O poder de Lilith em Escorpião na voz abolicionista de Maria Firmina dos Reis

Poucos dias depois do horrível assassinato de João Alberto Silveira Freitas dentro do estacionamento do supermercado Carrefour localizado no bairro Passo D’Areia, em Porto Alegre, eu publiquei um texto sobre a escritora Maria Firmina dos Reis no blog Maria Cobogó. João Alberto foi assassinado na véspera do Dia da Consciência Negra, em um crime que provocou uma grande repercussão social e política no Brasil por reacender o debate sobre o racismo.

Pichação feita por manifestantes na entrada de um supermercado Carrefour em Curitiba, em 20 de novembro de 2020, um dia depois do assassinato de João Alberto por seguranças de uma loja da rede em Porto Alegre. Foto de Guilherme BITTAR / AFP.

Meu pequeno artigo sobre a história dessa incrível precursora da literatura abolicionista e feminista brasileira foi escrito poucos dias antes da morte João Alberto. A intenção era, exatamente, celebrar o Mês da Consciência Negra ao tornar mais conhecido o pioneirismo da escritora negra que permaneceu praticamente esquecida pelo público e pela crítica literária até 1975.

Antes que alguma leitora questione, informo que não sou negra. Muito menos branca. Posso ser classificada naquilo que, no Brasil, convencionou-se chamar de cor “parda”. Ou seja, pessoas de descendência multiétnica, conforme denominam os europeus ou norte-americanos. Ou “miscigenada”, conforme parte do vocabulário nativo.

De qualquer forma, creio que minha simpatia e empatia pela história de Maria Firmina não possam ser explicadas apenas por uma semelhança ou diferença de nossos tons de pele – se é que empatia pode, realmente, ser explicada pelo tom da pele de alguém (muito provavelmente os racistas acreditam que sim…).

Detalhe de cor

Obviamente, não temos como saber quão diferentes são as cores de Firmina e a minha na escala hipermatizada brasileira que vai do negro ao branco. Há pouquíssimas imagens disponíveis da autora falecida em 1917, seis décadas antes do meu nascimento. Na imagem mais conhecida de Firmina, ela foi confundida com outra escritora brasileira do século XIX.

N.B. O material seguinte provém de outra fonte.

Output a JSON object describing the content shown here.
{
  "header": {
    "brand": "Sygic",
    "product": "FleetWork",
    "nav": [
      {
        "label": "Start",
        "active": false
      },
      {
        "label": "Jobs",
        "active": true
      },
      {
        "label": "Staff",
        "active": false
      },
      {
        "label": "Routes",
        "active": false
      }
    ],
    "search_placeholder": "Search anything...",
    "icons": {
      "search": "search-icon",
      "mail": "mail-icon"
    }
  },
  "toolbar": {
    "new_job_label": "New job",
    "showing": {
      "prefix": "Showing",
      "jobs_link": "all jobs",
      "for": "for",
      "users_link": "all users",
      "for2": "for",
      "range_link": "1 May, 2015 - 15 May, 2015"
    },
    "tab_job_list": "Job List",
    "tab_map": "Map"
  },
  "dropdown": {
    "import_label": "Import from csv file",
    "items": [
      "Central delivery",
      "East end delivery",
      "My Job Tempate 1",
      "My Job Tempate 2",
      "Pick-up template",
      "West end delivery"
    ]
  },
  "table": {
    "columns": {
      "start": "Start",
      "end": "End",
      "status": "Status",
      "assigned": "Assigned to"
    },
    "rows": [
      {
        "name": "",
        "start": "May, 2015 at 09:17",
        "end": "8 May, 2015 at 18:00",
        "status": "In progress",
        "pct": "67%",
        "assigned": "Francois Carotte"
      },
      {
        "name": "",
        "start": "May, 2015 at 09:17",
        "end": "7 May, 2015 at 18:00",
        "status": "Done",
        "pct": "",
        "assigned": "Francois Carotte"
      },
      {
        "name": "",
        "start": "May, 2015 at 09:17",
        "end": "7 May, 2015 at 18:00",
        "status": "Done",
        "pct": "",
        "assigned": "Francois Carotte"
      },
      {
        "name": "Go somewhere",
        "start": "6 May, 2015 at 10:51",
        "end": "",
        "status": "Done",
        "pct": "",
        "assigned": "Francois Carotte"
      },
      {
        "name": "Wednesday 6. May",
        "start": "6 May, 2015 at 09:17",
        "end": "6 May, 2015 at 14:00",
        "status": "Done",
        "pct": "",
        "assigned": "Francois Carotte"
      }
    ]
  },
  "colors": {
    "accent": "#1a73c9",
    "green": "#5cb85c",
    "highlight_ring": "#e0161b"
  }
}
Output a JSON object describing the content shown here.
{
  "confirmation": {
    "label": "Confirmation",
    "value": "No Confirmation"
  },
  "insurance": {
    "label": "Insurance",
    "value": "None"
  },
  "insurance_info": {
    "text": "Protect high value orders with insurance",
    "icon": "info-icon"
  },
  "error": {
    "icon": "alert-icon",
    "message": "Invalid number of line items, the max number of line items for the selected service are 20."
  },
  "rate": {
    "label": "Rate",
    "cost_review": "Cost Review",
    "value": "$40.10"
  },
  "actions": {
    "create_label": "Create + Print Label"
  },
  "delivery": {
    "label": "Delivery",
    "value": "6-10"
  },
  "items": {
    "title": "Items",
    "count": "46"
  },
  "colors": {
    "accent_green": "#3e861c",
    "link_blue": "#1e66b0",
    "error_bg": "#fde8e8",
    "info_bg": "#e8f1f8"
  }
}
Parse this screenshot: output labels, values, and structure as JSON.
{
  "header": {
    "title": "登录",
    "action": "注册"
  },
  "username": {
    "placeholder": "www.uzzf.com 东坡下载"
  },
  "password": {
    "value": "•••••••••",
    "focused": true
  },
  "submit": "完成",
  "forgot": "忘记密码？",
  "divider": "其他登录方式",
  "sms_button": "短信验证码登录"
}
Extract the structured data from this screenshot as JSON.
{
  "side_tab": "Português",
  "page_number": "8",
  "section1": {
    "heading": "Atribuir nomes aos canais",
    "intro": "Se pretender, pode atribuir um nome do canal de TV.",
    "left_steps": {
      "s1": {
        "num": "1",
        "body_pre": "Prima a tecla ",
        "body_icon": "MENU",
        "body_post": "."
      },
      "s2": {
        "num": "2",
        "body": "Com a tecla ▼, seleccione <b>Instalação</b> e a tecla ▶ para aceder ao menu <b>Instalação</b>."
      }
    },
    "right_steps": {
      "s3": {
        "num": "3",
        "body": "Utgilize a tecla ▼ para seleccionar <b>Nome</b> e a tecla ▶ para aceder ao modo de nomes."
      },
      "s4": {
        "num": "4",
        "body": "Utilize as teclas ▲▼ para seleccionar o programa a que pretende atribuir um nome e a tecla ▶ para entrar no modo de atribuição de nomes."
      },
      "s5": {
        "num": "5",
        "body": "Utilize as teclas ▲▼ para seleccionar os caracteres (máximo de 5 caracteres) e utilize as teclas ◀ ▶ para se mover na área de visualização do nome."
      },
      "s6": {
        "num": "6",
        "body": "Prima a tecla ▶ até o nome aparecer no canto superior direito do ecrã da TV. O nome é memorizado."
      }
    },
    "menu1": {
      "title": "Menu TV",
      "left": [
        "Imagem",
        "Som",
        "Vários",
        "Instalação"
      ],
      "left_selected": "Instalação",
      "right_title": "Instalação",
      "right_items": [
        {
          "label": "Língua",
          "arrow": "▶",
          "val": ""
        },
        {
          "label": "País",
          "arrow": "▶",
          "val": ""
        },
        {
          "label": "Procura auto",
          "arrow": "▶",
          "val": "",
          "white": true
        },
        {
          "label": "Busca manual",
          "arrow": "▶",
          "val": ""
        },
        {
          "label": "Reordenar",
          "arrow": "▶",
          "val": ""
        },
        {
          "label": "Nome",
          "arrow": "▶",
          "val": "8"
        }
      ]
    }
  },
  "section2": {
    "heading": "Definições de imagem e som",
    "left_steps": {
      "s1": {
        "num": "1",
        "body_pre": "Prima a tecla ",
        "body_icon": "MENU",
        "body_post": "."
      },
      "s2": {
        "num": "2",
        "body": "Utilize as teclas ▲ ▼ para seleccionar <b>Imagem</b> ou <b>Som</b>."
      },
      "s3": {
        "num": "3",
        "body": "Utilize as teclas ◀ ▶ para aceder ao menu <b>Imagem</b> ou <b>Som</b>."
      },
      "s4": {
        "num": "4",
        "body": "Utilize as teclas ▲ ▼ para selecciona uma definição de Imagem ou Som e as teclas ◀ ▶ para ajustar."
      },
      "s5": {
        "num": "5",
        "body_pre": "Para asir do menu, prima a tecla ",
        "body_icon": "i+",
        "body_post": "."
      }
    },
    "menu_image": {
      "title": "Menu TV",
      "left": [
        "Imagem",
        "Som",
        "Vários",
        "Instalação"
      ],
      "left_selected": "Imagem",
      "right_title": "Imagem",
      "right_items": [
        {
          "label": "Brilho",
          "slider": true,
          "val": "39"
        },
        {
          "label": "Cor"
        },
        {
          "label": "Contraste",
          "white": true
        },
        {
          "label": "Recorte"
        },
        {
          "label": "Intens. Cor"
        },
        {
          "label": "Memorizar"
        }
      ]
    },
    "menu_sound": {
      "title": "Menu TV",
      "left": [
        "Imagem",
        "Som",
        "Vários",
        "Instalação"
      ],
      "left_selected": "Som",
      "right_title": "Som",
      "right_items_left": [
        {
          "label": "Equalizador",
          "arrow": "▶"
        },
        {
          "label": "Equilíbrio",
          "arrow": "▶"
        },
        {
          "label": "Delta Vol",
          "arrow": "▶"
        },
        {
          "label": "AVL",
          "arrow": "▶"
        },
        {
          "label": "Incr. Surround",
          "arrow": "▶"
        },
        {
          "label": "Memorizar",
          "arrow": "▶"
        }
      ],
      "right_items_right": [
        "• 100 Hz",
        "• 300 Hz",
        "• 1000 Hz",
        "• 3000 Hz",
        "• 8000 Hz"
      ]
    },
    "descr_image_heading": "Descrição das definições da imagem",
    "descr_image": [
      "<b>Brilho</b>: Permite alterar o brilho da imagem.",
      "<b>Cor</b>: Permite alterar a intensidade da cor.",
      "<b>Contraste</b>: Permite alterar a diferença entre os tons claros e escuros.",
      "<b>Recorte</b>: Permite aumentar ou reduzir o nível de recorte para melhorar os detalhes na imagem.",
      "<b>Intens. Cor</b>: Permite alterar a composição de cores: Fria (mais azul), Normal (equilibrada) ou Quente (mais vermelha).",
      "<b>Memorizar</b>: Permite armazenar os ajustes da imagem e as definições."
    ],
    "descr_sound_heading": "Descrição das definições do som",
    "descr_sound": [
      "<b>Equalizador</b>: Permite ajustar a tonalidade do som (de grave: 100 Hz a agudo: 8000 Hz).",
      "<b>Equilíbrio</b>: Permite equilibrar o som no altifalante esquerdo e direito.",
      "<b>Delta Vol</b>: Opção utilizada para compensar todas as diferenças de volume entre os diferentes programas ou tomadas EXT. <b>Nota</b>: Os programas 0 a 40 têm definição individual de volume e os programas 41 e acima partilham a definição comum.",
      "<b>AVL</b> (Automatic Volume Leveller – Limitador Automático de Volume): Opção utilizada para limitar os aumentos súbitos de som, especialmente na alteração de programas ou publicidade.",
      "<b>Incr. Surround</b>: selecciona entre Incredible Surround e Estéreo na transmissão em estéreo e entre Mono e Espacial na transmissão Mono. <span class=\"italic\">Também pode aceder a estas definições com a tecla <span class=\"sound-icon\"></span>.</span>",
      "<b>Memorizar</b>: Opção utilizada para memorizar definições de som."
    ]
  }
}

Ilustração de Maria Firmina dos Reis por Joana Lira para o livro “Extraordinárias: Mulheres que revolucionaram o Brasil” (2018), de Duda Porto e Aryane Cararo.

Fico me questionando, contudo, se saber desse detalhe cromático faria alguma diferença na aproximação espiritual, psicológica ou mesmo intelectual que desenvolvi com a escritora.

Ter lido sua principal obra – o romance Úrsula – mais de 160 anos depois de sua escrita me trouxe surpresa, alegria e a certeza de que não estamos sozinhas nesse mundo, por mais inusitadas que nossas ideias e ideais possam parecer aos nossos contemporâneos.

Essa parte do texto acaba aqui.